Copper appeared in biology after the great oxidation event and has become an essential cofactor for all
forms of aerobic life. Its reactivity required the evolution of specific copper handling pathways involving
transporters and chaperones in every compartment in the cell. We have developed Chlamydomonas as a
reference organism for understanding copper homeostasis in eukaryotic cells, especially in the context of
deficiency and in competition with other essential metals like zinc and iron. Previously, we enumerated the
cuproproteome of Chlamydomonas, identified a key conserved copper-sensing transcription factor and
detailed the copper regulon. Now, we report the discovery and biochemical characterization of a chloroplast
inter-membrane space-localized copper chaperone, PCH1, which arises from an alternate splicing event that
is conserved over a billion years of evolution. PCH1 can transfer Cu+ with high selectivity for its cognate
transporter PAA1 in the envelope membrane, but not PAA2 in the thylakoid membrane. A second major
discovery is of the "cuprosome", a lysosome-related compartment, which can accumulate bio-available Cu+.
Cu+ was visualized by a chemical fluorescent sensor and validated by NanoSIMS, a state of the art physical
technique. We developed heavy isotope pulse-labelling methods to demonstrate that cuprosome Cu+ is
bioavailable, which has broad impact in terms of handling Cu+ hyperaccumulation sites resulting from genetic
defects in mouse and human.
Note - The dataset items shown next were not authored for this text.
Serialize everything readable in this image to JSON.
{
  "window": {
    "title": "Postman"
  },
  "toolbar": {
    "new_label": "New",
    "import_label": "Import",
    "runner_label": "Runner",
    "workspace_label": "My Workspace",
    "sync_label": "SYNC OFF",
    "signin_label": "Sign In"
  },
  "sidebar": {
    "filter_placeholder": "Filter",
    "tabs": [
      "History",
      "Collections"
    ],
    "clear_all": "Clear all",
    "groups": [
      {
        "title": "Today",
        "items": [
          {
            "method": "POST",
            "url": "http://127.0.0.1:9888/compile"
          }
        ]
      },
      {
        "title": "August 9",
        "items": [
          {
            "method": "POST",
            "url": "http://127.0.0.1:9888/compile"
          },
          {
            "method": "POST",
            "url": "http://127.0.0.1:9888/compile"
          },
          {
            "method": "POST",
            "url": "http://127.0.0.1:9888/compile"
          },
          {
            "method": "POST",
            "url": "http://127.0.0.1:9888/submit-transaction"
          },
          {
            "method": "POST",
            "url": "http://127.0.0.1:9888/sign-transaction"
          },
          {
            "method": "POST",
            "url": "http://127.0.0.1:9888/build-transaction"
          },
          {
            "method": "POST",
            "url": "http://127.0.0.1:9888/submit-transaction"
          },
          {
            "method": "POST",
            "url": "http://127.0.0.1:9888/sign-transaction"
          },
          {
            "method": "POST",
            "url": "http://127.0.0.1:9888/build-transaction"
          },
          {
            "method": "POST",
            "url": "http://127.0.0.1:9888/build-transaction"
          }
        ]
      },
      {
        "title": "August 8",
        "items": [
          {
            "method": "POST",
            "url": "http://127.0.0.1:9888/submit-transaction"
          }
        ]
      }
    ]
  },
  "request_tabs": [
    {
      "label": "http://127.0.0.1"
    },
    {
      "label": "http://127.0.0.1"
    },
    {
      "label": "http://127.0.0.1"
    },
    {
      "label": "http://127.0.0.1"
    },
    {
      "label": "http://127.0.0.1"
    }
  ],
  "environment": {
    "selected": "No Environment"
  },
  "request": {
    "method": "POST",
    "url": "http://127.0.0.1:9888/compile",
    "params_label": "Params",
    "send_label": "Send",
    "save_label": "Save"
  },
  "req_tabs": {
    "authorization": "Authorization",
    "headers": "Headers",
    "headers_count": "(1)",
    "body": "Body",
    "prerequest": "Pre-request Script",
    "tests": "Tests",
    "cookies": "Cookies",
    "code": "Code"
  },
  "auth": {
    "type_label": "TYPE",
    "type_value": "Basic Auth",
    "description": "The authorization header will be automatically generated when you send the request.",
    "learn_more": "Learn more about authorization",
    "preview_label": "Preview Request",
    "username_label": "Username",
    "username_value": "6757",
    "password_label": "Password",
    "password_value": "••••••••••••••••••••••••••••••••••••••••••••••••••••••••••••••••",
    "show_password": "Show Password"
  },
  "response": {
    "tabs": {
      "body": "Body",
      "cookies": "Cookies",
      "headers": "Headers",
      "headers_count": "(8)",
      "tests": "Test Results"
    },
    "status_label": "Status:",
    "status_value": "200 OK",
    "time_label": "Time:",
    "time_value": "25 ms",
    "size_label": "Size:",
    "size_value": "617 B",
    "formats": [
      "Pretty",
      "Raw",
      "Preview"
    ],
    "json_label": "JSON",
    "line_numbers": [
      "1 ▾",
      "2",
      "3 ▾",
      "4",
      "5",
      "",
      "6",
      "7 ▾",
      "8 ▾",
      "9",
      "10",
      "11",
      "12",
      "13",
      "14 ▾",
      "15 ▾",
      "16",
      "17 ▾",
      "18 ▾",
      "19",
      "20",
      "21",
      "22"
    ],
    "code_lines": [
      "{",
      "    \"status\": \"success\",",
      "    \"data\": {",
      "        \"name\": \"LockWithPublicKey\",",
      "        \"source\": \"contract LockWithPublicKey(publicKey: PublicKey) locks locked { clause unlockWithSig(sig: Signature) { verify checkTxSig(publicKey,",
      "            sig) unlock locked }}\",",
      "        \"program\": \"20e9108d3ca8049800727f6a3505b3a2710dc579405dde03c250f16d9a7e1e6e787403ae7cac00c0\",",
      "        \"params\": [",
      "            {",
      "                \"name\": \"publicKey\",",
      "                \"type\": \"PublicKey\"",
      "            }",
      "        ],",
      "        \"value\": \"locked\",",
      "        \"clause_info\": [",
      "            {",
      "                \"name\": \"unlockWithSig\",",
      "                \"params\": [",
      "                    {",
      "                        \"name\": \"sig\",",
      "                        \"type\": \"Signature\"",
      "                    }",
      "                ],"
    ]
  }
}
In ongoing work, we are pursuing functional studies of 1) peptidylglycyl a-
amidating monooxygenase, a conserved cuproenzyme in animals and humans, localized to cilia, whose
biology is not yet well understood, 2) RSEP1, a thylakoid membrane-localized protease responsible for Cu
recycling in Chlamydomonas, and 3) other components of the Cu regulon. Finally, we have used RNA-Seq
transcriptome profiling to distinguish the zinc regulon and expand the copper regulon.
During the next period, we will 1) purify the Cu+-binding ligand in the cuprosome, 2) use high throughput
genetic analyses to identify mechanisms of loading and unloading the cuprosome, 3) distinguish whether
zincosomes, cuprosomes and toxic metal sequestering sites are identical or specialized versions of the
same compartment, 4) identify additional zinc- and copper-responsive transcription factors / sensors in
Chlamydomonas via genetic screens, and 5) continue functional studies of the target genes of the copper
and zinc regulons, including especially novel "pioneer" components, as well as candidate copper
homeostasis factors involved in copper movement between compartments.

## Key facts

- **NIH application ID:** 9922315
- **Project number:** 5R37GM042143-28
- **Recipient organization:** UNIVERSITY OF CALIFORNIA BERKELEY
- **Principal Investigator:** SABEEHA MERCHANT
- **Activity code:** R37 (R01, R21, SBIR, etc.)
- **Funding institute:** NIH
- **Fiscal year:** 2020
- **Award amount:** $450,923
- **Award type:** 5
- **Project period:** 1989-06-01 → 2023-04-30

## Primary source

NIH RePORTER: https://reporter.nih.gov/project-details/9922315

## Citation

> US National Institutes of Health, RePORTER application 9922315, Nutritional Copper Signaling and Homeostasis (5R37GM042143-28). Retrieved via AI Analytics 2026-05-24 from https://api.ai-analytics.org/grant/nih/9922315. Licensed CC0.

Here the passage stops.